ArtSeen
Wim Wenders: Pictures From the Surface of the Earth
James Cohan Gallery
Making his New York gallery debut with an exhibition of selected photographs from the Pictures From the Surface of the Earth series, famed filmmaker Wim Wenders reconfirms the fact that he is first and foremost a visual storyteller.
Collected during his extensive travels and while location scouting for his films, Wenders’s photographs prove to be more than preliminary studies or a mere pet project. Seeking poetry in the slice of a moment, he elevates the overlooked, forgotten, and ordinary onto an innovative pedestal. Epically scaled and highly saturated, his rural and urban landscapes, ranging from the American West to Israel, appear to be both familiar and otherworldly. It is Wenders’s sensitivity to cinematic imagery and his ability to enforce an unusual mood that separates his depictions of mint condition cars parked in front of decaying buildings, lonely billboards in the California desert, picturesquely withered Indian cemeteries and small town store fronts captured in the harsh light of an early afternoon, from more conceptual works by Andreas Gursky, Candida Höfer, or Thomas Struth.
Navigating between a painterly feel reminiscent of Edward Hopper and a road-trip-sketchbook quality that brings Robert Frank’s approach in The Americans to mind, Wenders dips into rather traditional aesthetics. In "Wythe Landscape" (2000) a dark wooden farmhouse and three adjacent barns lie forgotten in the midst of the prairie. Devoid of any inhabitants, the picture draws the audience’s attention straight to the specifics of the building, its simple and functional structure. Dividing the compositional backdrop into almost equal halves of yellow grassland and blue skyscape, the low horizon line adds to the scene’s overall dramatization. When was the last time a sunny day has looked as mysterious or a farm more iconographic? Shot at dusk, "Flammable, Terlingua, Texas" (1983), features a damaged car parked in the deep shadows of a fuel station. Here the orange sky and green light of halogen lamps dominate the palette, providing the lonesome scene with a spooky as well as a deeply romantic aura. On the right, a small window leads the viewer’s gaze into the building, offering a peek at an employee’s profile. Too far from us to reveal enough clues regarding his personality, the man remains anonymous. Like a stranded whale on the beach, he looks rather out of place in this Surrealist colored setting and the human presence becomes strangely alien.

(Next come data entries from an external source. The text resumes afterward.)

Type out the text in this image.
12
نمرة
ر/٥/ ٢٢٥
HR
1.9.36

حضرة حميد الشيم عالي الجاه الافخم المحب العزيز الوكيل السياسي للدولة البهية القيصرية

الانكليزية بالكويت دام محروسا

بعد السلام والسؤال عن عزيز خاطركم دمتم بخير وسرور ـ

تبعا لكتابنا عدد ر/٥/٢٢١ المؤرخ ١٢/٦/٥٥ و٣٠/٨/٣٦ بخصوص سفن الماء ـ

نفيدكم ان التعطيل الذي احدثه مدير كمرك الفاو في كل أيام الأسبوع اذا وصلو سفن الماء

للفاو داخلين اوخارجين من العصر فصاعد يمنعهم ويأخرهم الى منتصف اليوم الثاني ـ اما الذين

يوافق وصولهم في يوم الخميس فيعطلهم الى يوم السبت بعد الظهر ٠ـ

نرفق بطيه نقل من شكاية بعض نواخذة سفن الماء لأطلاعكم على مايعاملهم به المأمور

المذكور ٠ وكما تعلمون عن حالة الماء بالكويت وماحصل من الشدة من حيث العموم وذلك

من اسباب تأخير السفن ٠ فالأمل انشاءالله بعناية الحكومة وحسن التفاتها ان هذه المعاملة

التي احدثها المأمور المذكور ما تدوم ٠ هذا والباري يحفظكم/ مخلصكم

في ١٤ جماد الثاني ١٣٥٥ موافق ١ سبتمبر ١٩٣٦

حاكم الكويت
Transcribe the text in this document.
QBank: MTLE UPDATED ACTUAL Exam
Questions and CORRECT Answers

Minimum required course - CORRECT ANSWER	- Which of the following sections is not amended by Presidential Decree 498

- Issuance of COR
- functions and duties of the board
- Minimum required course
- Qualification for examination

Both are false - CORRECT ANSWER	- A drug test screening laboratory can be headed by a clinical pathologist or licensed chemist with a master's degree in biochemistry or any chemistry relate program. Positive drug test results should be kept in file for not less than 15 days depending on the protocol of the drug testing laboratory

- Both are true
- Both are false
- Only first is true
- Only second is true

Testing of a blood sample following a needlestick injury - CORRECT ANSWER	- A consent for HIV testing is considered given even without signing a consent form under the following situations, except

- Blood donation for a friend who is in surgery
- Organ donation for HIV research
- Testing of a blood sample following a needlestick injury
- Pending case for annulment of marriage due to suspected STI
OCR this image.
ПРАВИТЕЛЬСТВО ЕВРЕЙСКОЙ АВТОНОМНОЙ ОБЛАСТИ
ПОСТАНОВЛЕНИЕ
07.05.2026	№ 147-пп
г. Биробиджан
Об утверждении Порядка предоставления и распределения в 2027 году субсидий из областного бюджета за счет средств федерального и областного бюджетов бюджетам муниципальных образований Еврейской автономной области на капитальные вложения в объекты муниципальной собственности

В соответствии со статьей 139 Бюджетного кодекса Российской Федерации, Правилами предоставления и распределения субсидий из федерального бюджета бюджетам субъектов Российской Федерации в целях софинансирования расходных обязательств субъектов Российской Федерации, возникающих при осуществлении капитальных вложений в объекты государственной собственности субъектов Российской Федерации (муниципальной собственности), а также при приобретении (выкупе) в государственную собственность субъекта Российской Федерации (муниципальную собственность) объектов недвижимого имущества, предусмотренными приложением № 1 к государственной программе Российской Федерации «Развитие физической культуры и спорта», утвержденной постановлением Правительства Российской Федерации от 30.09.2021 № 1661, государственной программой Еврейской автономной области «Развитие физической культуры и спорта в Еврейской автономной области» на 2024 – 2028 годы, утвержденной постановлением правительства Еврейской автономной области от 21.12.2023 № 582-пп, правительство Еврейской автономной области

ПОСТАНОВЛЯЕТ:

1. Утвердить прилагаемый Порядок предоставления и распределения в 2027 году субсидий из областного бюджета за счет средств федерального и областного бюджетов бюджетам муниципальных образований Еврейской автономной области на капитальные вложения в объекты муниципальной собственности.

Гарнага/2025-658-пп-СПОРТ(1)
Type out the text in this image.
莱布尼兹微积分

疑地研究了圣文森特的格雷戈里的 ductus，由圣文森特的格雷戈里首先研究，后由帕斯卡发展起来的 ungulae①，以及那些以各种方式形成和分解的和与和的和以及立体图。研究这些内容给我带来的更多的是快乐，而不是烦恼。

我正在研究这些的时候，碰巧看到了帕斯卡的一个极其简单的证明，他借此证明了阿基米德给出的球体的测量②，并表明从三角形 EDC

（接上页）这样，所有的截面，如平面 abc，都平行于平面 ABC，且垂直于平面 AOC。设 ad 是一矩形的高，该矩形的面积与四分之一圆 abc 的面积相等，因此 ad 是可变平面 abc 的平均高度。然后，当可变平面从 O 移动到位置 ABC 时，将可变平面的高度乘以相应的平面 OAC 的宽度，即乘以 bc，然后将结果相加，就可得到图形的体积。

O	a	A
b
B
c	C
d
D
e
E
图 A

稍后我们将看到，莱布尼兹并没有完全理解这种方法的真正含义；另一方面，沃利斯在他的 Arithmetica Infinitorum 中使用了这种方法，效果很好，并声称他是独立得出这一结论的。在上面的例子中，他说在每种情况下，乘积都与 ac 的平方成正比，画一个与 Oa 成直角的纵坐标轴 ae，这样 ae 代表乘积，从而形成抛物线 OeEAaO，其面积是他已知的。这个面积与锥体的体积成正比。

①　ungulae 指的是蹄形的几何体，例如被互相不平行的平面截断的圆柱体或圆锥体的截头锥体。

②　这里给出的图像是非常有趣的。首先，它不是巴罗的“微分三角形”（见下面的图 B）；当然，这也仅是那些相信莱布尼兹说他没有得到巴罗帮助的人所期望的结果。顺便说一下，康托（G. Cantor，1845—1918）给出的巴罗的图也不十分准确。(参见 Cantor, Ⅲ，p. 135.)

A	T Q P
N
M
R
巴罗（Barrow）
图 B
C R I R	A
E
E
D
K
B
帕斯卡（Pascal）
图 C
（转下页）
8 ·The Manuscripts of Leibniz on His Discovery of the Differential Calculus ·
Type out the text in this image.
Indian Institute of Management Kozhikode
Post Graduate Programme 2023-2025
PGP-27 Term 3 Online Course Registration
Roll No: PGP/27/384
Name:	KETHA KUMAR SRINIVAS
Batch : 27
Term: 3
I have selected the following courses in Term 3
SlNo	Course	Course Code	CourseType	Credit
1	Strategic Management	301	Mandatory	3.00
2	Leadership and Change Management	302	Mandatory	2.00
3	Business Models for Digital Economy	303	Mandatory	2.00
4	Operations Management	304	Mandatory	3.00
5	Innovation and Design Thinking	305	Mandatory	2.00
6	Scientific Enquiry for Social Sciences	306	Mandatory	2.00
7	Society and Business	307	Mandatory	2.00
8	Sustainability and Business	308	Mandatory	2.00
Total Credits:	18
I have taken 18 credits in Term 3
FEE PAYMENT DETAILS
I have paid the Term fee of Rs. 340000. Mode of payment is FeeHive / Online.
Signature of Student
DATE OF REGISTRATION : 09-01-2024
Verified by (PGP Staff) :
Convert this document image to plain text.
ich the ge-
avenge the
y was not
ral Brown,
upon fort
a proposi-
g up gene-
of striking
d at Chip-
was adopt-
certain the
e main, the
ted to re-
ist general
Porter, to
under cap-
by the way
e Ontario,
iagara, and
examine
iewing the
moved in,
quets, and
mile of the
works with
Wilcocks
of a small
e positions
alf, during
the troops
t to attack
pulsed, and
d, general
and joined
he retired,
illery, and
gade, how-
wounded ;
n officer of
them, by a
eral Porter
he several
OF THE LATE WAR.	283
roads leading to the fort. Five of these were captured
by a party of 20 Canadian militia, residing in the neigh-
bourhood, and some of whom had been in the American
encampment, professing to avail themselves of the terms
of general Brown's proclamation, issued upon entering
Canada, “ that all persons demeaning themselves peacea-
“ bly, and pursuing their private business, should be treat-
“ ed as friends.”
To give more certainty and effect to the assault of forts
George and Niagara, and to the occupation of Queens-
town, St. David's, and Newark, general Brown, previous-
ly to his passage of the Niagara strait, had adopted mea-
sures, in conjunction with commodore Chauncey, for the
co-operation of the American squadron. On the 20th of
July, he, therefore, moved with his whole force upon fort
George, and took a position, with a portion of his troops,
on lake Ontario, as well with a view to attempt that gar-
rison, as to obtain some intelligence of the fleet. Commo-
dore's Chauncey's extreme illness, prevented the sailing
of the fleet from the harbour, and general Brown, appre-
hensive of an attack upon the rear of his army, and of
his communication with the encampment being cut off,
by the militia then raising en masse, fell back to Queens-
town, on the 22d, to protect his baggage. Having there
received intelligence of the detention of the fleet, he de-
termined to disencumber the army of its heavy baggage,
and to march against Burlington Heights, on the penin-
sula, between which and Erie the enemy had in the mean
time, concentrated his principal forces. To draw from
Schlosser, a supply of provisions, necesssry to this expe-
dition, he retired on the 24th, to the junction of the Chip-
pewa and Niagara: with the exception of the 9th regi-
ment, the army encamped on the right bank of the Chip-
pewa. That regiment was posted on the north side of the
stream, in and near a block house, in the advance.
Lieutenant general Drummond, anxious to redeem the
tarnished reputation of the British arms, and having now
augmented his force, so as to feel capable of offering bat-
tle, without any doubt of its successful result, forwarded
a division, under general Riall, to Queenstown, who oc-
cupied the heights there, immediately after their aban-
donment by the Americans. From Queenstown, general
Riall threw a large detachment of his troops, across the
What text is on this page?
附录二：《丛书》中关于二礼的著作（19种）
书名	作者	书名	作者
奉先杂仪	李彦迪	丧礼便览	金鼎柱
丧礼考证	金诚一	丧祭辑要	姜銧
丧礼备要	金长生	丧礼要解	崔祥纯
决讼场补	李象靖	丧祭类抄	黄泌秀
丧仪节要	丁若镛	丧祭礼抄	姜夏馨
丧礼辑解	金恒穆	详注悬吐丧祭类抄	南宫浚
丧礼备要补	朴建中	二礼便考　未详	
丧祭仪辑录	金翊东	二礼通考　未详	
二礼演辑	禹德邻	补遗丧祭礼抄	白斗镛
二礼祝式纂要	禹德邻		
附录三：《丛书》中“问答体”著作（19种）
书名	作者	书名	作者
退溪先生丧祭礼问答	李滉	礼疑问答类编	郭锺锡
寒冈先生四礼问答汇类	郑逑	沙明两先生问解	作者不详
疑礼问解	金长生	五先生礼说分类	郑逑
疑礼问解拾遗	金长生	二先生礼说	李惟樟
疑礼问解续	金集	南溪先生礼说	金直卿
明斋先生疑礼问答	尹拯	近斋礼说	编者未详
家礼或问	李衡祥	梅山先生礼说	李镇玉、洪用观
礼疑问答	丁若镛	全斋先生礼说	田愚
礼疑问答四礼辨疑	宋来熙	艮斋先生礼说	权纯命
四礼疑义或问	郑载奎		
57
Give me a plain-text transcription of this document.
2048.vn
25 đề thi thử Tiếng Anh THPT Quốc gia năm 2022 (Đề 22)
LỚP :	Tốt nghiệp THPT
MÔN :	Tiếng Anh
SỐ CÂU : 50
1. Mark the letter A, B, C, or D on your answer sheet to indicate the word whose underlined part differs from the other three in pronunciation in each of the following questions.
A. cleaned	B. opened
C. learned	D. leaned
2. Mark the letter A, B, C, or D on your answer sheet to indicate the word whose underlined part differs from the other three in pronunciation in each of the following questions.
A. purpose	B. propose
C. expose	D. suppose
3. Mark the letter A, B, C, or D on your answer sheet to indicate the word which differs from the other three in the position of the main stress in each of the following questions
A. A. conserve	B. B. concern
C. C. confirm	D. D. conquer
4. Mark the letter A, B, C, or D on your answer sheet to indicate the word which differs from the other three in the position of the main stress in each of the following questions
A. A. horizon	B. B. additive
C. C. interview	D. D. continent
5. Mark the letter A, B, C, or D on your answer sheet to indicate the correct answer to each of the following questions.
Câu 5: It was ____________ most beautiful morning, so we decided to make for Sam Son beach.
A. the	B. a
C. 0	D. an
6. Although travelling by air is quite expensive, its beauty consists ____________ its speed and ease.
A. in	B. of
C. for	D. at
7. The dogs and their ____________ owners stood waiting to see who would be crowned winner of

In "The Dinosaur and Family" (1983), this quality is pushed further when a family and their vehicle are shown in opposition to a dinosaur replica. Captured from the back and enveloped in the darkness of the night, father, mother, and son form a stark contrast to the impressive giant, who is spotlit by the car’s headlights. Parked behind them, the car does not only provide the only light source for the setting, but further functions as secretive enclosure for a fourth mysterious figure. Dipped in signal red light, an abstracted human outline can be traced. Reminiscent of a movie watcher in a dark theater, the figure is turned towards the scene ahead, becoming a simplified asset to the larger picture. Forced into the role of a third row observer, we become subject to the question "Who is watching whom?"
Though constantly spinning the globe, it is when capturing these flashes of Americana that Pictures From the Surface of the Earth is at its best. Born in Düsseldorf, Germany, Wenders was introduced to American culture long before his first visit to the United States in 1972. Growing up collecting comic strips, reading books such as Tom Sawyer and Huckleberry Finn, watching American black and white movies (mainly Westerns), and embracing the arrival of rock music in the late 1950s, he soon developed an understanding of America as "the land of unlimited possibilities" and "unlimited fun". Though the experience of reality has clearly altered the original conception based on pop-cultural propaganda, Wenders still pulls reflections of these early ideals from America’s urban and rural facades.
When asked in a recent interview, why he decided to venture deeper into photography, he explained: "Our senses are extraordinary gifts that we've been given. And for me our eyesight is the most amazing one […] The act of seeing is such a complex process. We're receiving something, letting the world come into our hearts and minds, but by doing so we also give meaning to what we see, infuse it with beauty, receive it with love or hate". On display at James Cohan Gallery, Pictures From the Surface of the Earth will prove an intriguing introduction to Wenders’s gifted eye for those already familiar with his film work, as well as those in search of profound photography.